LIVE PRODUCT
Crawl API
Crawl API handles same-origin discovery, robots-aware crawling, page caps, and progress tracking through one async contract. It is built for teams that need bounded site walks without owning the queueing and crawl-control layer themselves.
Endpoint
POST /v1/crawl
Poll GET /v1/crawl/:jobId and cancel queued jobs with DELETE /v1/crawl/:jobId.
Credits
1 credit per completed page
Credits are reserved up front based on max_pages and finalized as the crawl completes.
Output
Progress JSON with page status list
Read crawl progress, job status, and per-page status from the status endpoint.
Request parameters
| Name | Type | Required | Description |
|---|---|---|---|
| domain | string | Yes | Starting domain or URL. HTTPS is assumed if omitted. |
| max_pages | integer | No | Maximum pages to crawl. Defaults to 50. Range 1-500. |
| depth | integer | No | Link depth from the seed URL. Defaults to 3. Range 1-5. |
| include_patterns | string[] | No | Optional glob-style path allowlist. |
| exclude_patterns | string[] | No | Optional glob-style path denylist. |
| render_js | boolean | No | Use browser-backed rendering for page fetches when true. Defaults to false. |
| use_proxy | auto | always | never | No | Proxy strategy for fetches. Defaults to auto. |
| webhook_url | string | No | Optional completion webhook target. |
Response fields
| Name | Type | Description |
|---|---|---|
| job_id | string | Crawl job identifier. |
| request_id | string | Request identifier for tracing the public API call. |
| trace_id | string | Trace identifier attached to the crawl lifecycle. |
| status | string | Current job status such as queued, running, completed, failed, cancelled, or expired. |
| domain | string | Normalized crawl seed URL. |
| max_pages | integer | Configured crawl page budget. |
| depth | integer | Configured crawl depth. |
| pages_found | integer | Pages discovered so far. |
| pages_completed | integer | Pages completed successfully. |
| pages_failed | integer | Pages that failed or were skipped. |
| credits_reserved | integer | Credits reserved from the configured crawl budget. |
| credits_charged | integer | Credits actually charged so far. |
| webhook_url | string | null | Configured webhook target, if any. |
| error | object | undefined | Present on failed, cancelled, or expired jobs. |
| pages | array | Per-page status objects with url, status, title, error_code, and fetched_at. |
Code examples
Switch languages in one place. The examples below all follow the current Crawl API contract.

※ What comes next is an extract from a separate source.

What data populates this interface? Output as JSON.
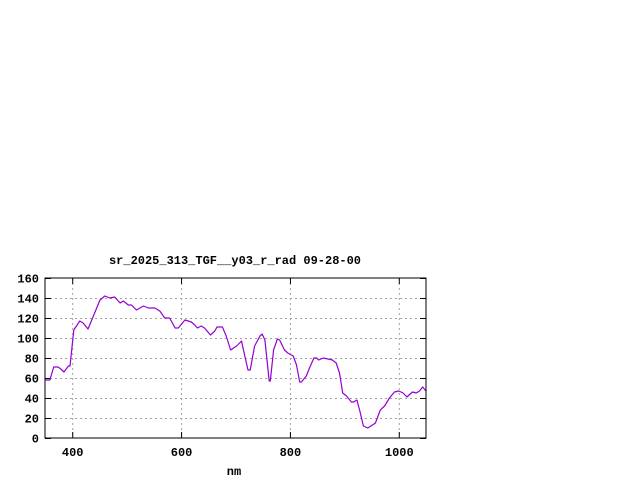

Start with the raw HTTP request and poll flow.
curl -X POST "https://api.orbitscraper.com/v1/crawl" \
-H "x-api-key: ORS_live_1234567890" \
-H "Content-Type: application/json" \
-d '{
"domain": "https://docs.example.com",
"max_pages": 25,
"depth": 2,
"include_patterns": ["/blog/**", "/docs/**"],
"exclude_patterns": ["/account/**"],
"render_js": false,
"use_proxy": "auto"
}'
curl -X GET "https://api.orbitscraper.com/v1/crawl/crawl_123456" \
-H "x-api-key: ORS_live_1234567890"
curl -X DELETE "https://api.orbitscraper.com/v1/crawl/crawl_123456" \
-H "x-api-key: ORS_live_1234567890"Response examples
This is the payload shape you get back from the current public API contract for Crawl API.
Queued response
The first response confirms the job was accepted and tells you what to poll.
{
"request_id": "req_xyz",
"trace_id": "trace_xyz",
"job_id": "crawl_123456",
"status": "queued",
"crawl_credits_reserved": 25
}Completed response
After polling, this is the final payload your app reads.
{
"job_id": "crawl_123456",
"request_id": "req_xyz",
"trace_id": "trace_xyz",
"status": "completed",
"domain": "https://docs.example.com",
"max_pages": 25,
"depth": 2,
"pages_found": 18,
"pages_completed": 16,
"pages_failed": 2,
"credits_reserved": 25,
"credits_charged": 16,
"webhook_url": null,
"pages": [
{
"url": "https://docs.example.com/getting-started",
"status": "completed",
"title": "Getting started",
"error_code": null,
"fetched_at": "2026-03-27T10:40:00.000Z"
}
]
}Operational notes
- The current public contract uses domain, include_patterns, and exclude_patterns rather than singular url or pattern fields.
- Only queued crawl jobs can be cancelled through DELETE /v1/crawl/:jobId.
- The current deployment bills 1 credit per completed page and reserves credits from the max_pages budget up front.